Hagen. Das Hagener Frauenhaus wurde vor 40 Jahren, die Beratungsstelle vor 35 Jahren gegründet. Doch es geht in den Einrichtungen nicht nur um Gewalt.

„Es geht uns nicht nur um Gewalt an Frauen, sondern unser Ziel ist auch, die Frau in ihrem Selbstbewusstsein zu stärken und sie autonom, sprich, wirtschaftlich unabhängig, zu machen. Und das seit 40 Jahren“, betont Susanne Deitert. Die Leiterin der Frauenberatungsstelle und Geschäftsführerin des Vereins „Frauen helfen Frauen“ setzt sich seit dreieinhalb Jahren für Frauen, die körperliche und/oder seelische bzw. sexuelle Gewalt ertragen mussten, ein. Unter dem Motto „Da geht noch was“ kämpfen sie und ihre Mitstreiterinnen für ein besseres, geschütztes Leben für Frauen in Hagen.
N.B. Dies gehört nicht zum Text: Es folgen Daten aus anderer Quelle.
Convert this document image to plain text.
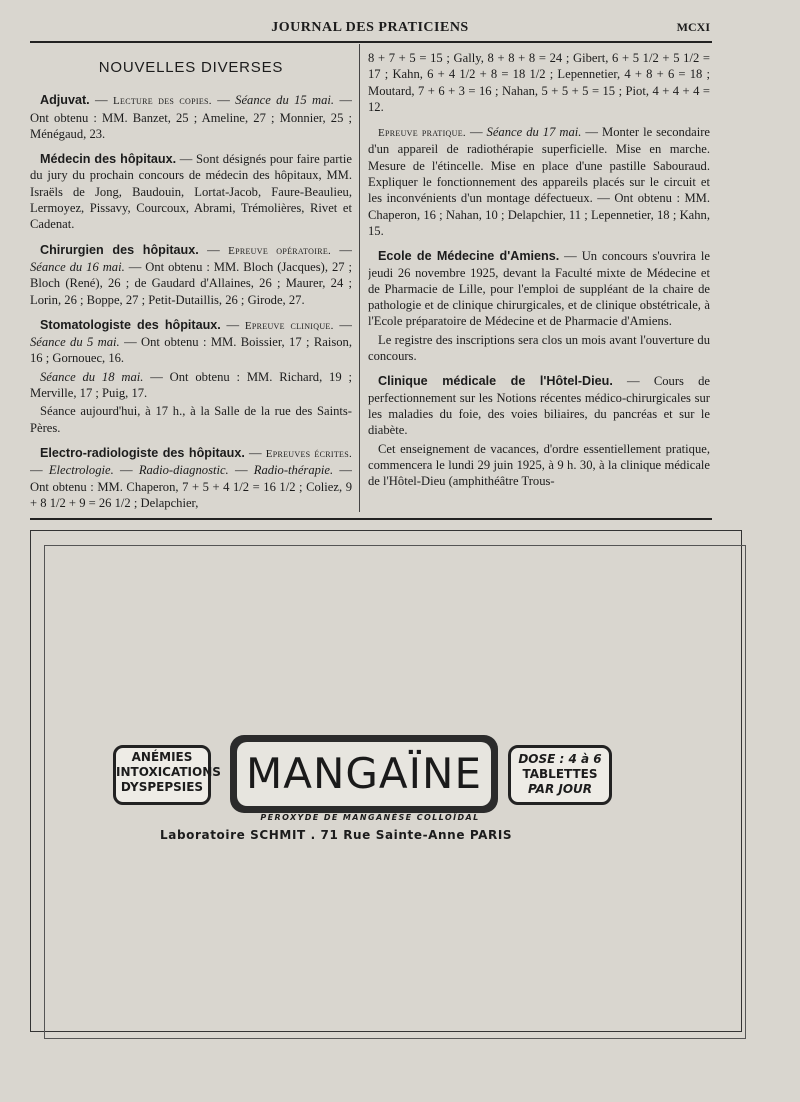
JOURNAL DES PRATICIENS	MCXI
NOUVELLES DIVERSES

Adjuvat. — Lecture des copies. — Séance du 15 mai. — Ont obtenu : MM. Banzet, 25 ; Ameline, 27 ; Monnier, 25 ; Ménégaud, 23.

Médecin des hôpitaux. — Sont désignés pour faire partie du jury du prochain concours de médecin des hôpitaux, MM. Israëls de Jong, Baudouin, Lortat-Jacob, Faure-Beaulieu, Lermoyez, Pissavy, Courcoux, Abrami, Trémolières, Rivet et Cadenat.

Chirurgien des hôpitaux. — Epreuve opératoire. — Séance du 16 mai. — Ont obtenu : MM. Bloch (Jacques), 27 ; Bloch (René), 26 ; de Gaudard d'Allaines, 26 ; Maurer, 24 ; Lorin, 26 ; Boppe, 27 ; Petit-Dutaillis, 26 ; Girode, 27.

Stomatologiste des hôpitaux. — Epreuve clinique. — Séance du 5 mai. — Ont obtenu : MM. Boissier, 17 ; Raison, 16 ; Gornouec, 16.

Séance du 18 mai. — Ont obtenu : MM. Richard, 19 ; Merville, 17 ; Puig, 17.

Séance aujourd'hui, à 17 h., à la Salle de la rue des Saints-Pères.

Electro-radiologiste des hôpitaux. — Epreuves écrites. — Electrologie. — Radio-diagnostic. — Radio-thérapie. — Ont obtenu : MM. Chaperon, 7 + 5 + 4 1/2 = 16 1/2 ; Coliez, 9 + 8 1/2 + 9 = 26 1/2 ; Delapchier,

8 + 7 + 5 = 15 ; Gally, 8 + 8 + 8 = 24 ; Gibert, 6 + 5 1/2 + 5 1/2 = 17 ; Kahn, 6 + 4 1/2 + 8 = 18 1/2 ; Lepennetier, 4 + 8 + 6 = 18 ; Moutard, 7 + 6 + 3 = 16 ; Nahan, 5 + 5 + 5 = 15 ; Piot, 4 + 4 + 4 = 12.

Epreuve pratique. — Séance du 17 mai. — Monter le secondaire d'un appareil de radiothérapie superficielle. Mise en marche. Mesure de l'étincelle. Mise en place d'une pastille Sabouraud. Expliquer le fonctionnement des appareils placés sur le circuit et les inconvénients d'un montage défectueux. — Ont obtenu : MM. Chaperon, 16 ; Nahan, 10 ; Delapchier, 11 ; Lepennetier, 18 ; Kahn, 15.

Ecole de Médecine d'Amiens. — Un concours s'ouvrira le jeudi 26 novembre 1925, devant la Faculté mixte de Médecine et de Pharmacie de Lille, pour l'emploi de suppléant de la chaire de pathologie et de clinique chirurgicales, et de clinique obstétricale, à l'Ecole préparatoire de Médecine et de Pharmacie d'Amiens.

Le registre des inscriptions sera clos un mois avant l'ouverture du concours.

Clinique médicale de l'Hôtel-Dieu. — Cours de perfectionnement sur les Notions récentes médico-chirurgicales sur les maladies du foie, des voies biliaires, du pancréas et sur le diabète.

Cet enseignement de vacances, d'ordre essentiellement pratique, commencera le lundi 29 juin 1925, à 9 h. 30, à la clinique médicale de l'Hôtel-Dieu (amphithéâtre Trous-

ANÉMIES
INTOXICATIONS
DYSPEPSIES MANGAÏNE	DOSE : 4 à 6
TABLETTES
PAR JOUR
PEROXYDE DE MANGANÈSE COLLOÏDAL
Laboratoire SCHMIT . 71 Rue Sainte-Anne PARIS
In diesem Jahr feiert das Hagener Frauenhaus 40-jähriges Bestehen, die Frauenberatungsstelle 35- jähriges Bestehen. „Doch gefeiert werden die Jubiläen erst im nächsten Jahr, dann planen wir Jubiläums-Veranstaltungen unter dem Slogan ,40+1’“, erläutert Cornelia Bücken. Die 68-Jährige ist seit zwei Jahren die 1. Vorsitzende des Vereins, davor war sie 26 Jahre in der Beratungsstelle angestellt, „und ich hab’ vor 40 Jahren das Hagener Frauenhaus mitbegründet“, erinnert sich Cornelia Bücken an das Jahr 1981.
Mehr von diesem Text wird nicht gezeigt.